A huge plot point in the movie involves Belldandy losing her memories of Keiichi, and her becoming aware of this and wanting to become more like "the person she was".

However, post-memory-wipe Belldandy acts EXACTLY THE SAME as pre-memory-wipe Belldandy except for her annoying tendency of calling Keiichi 'Morisato-san'. We can't identify with Belldandy's struggle to regain her identity, because she never loses it. Knowing how popular Belldandy is, the creators were afraid to change her into anything less than her perfect normal self for fear of fan outcry. The effect of all this is that I wanted to reach into the screen and slap Belldandy and tell her to get over herself already.
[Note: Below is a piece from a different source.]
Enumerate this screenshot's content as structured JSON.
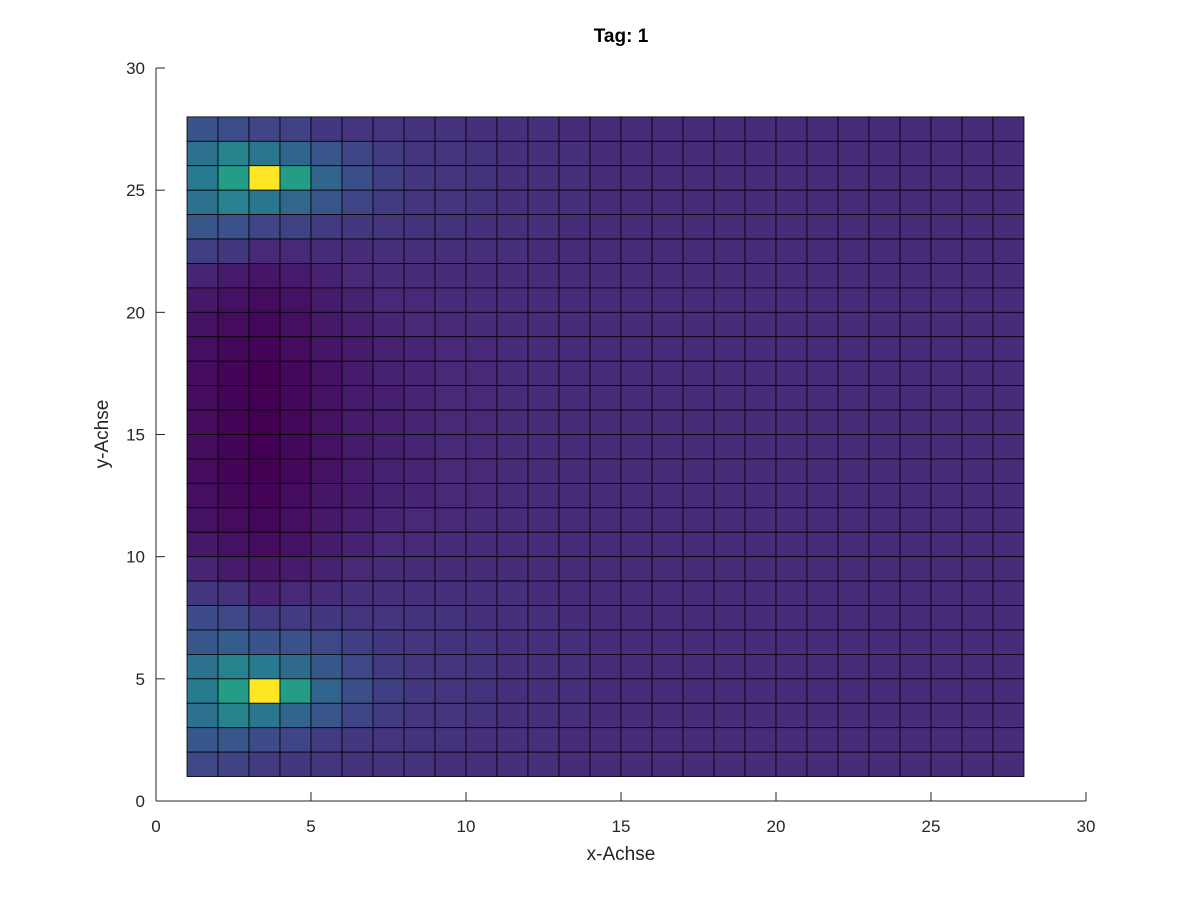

Finally, the dub is basically good but a bit of a mixed bag. Melissa Williamson is probably one of my favorite dub actresses, and she does a great job as Urd, arguably better than the original. David Lucas is good as Celestine, the only problem being that dub fans have heard his very distinctive voice in so many different shows at this point that you can't help but think of his other roles, which takes you out of the movie a little. Peorth's voice actress sounded very bland to me in the original track, so the adult-sounding English voice was a welcome change, especially considering how much time she spends giving everyone else orders. The weakest link here is Ruby Marlowe as Belldandy, which is a bad thing considering that she has the bulk of the dialogue. I've been impressed with several of her performances over the past few years (particularly Lain in SE Lain and Mima in Perfect Blue), but she isn't that great at making sappy dialogue sound convincing. It needed a really talented voice actor to make Belldandy's oh-so-perfectness heartfelt, and Marlowe's performance sounded forced.

In the end though, it hardly matters what a highly critical fan like myself thinks. You could write a thesis on the plot holes in this movie, and that doesn't change the fact that it's some of the most gorgeous eye candy available in any medium. Despite the fact that we don't get to see much of her character, it's still really, really cool to see an animated Peorth. Belldandy is beautiful. Buy this movie.